2. Publication de la loi AVIA après sa censure par le Conseil Constitutionnel

La loi AVIA a été publiée au Journal Officiel le 25 juin dernier, dont certaines dispositions ont été censurées par le Conseil Constitutionnel ayant jugé qu’elles portaient des atteintes disproportionnées à la liberté d’expression.

La proposition de loi votée par le Parlement obligeait notamment les opérateurs de plateforme en ligne et les moteurs de recherche à retirer, dans un délai de 24 heures après notification, des contenus manifestement illicites (incitations à la haine, injures à caractère raciste ou antireligieuses). S’agissant des contenus terroristes ou pédopornographiques, le délai de retrait était réduit à une heure.

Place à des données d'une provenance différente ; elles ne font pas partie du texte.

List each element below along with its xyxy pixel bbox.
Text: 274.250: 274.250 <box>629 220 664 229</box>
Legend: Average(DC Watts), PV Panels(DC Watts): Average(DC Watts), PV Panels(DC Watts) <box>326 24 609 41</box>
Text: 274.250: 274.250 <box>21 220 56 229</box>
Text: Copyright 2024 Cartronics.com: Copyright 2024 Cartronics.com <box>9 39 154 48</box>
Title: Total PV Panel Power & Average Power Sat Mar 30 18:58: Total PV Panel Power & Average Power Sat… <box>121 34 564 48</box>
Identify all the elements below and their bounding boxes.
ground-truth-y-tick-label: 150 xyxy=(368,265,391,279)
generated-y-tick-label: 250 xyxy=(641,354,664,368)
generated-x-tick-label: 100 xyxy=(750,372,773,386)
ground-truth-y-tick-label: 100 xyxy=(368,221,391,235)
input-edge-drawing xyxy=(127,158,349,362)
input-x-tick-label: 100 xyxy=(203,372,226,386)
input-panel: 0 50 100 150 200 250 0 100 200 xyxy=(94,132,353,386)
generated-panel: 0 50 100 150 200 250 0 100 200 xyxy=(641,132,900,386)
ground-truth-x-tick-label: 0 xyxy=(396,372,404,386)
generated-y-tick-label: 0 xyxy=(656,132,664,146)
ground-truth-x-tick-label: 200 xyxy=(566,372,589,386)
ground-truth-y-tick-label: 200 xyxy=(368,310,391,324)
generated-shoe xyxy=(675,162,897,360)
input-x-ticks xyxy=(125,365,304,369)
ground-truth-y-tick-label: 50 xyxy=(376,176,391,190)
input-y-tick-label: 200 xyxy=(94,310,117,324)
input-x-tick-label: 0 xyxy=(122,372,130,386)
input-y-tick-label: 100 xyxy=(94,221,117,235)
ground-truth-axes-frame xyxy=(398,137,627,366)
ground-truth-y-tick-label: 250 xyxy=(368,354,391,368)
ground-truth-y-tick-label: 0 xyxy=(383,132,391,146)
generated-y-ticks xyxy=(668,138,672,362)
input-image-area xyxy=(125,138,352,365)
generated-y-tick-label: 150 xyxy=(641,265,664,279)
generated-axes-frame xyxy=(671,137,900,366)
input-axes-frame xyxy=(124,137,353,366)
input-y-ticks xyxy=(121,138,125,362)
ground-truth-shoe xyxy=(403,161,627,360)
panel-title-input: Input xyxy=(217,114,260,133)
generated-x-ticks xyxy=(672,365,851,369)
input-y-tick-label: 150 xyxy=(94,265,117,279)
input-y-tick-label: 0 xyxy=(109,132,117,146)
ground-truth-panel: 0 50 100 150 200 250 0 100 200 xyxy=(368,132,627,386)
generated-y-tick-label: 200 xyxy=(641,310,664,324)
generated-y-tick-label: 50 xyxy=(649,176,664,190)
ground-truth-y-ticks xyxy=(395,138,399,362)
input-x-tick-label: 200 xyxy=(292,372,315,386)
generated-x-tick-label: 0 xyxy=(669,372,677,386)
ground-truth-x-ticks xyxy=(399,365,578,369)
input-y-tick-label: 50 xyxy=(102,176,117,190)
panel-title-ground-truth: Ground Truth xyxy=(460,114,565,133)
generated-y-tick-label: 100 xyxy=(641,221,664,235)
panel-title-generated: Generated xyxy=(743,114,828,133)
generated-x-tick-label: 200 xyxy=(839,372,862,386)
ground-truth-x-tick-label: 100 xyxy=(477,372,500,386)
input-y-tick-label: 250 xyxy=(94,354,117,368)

Toutefois, le Conseil Constitutionnel a jugé que le législateur avait porté atteinte à la liberté d’expression et de communication en ce sens que :

  • D’une part, la détermination du caractère illicite des contenus ne reposait pas sur leur caractère manifeste mais était soumise à la seule appréciation de l’administration ;
  • D’autre part, l’engagement d’un recours contre la demande de retrait n’était pas suspensif et le délai d’une heure laissé à l’éditeur ou l’hébergeur pour retirer ou rendre inaccessible le contenu visé ne lui permettait pas d’obtenir une décision du juge avant d’être contraint de le retirer ;
  • Enfin, l’hébergeur ou l’éditeur qui ne déférait pas à cette demande dans ce délai pouvait être condamné à une peine d’emprisonnement d’un an et à 250 000 euros d’amende.

Il existait ainsi un risque important que les opérateurs soient incités à retirer les contenus qui leur soient signalés, qu’ils soient ou non manifestement illicites, ce qui aurait porté atteinte à l’exercice de la liberté d’expression et de communication non nécessaire, inadaptée et disproportionnée.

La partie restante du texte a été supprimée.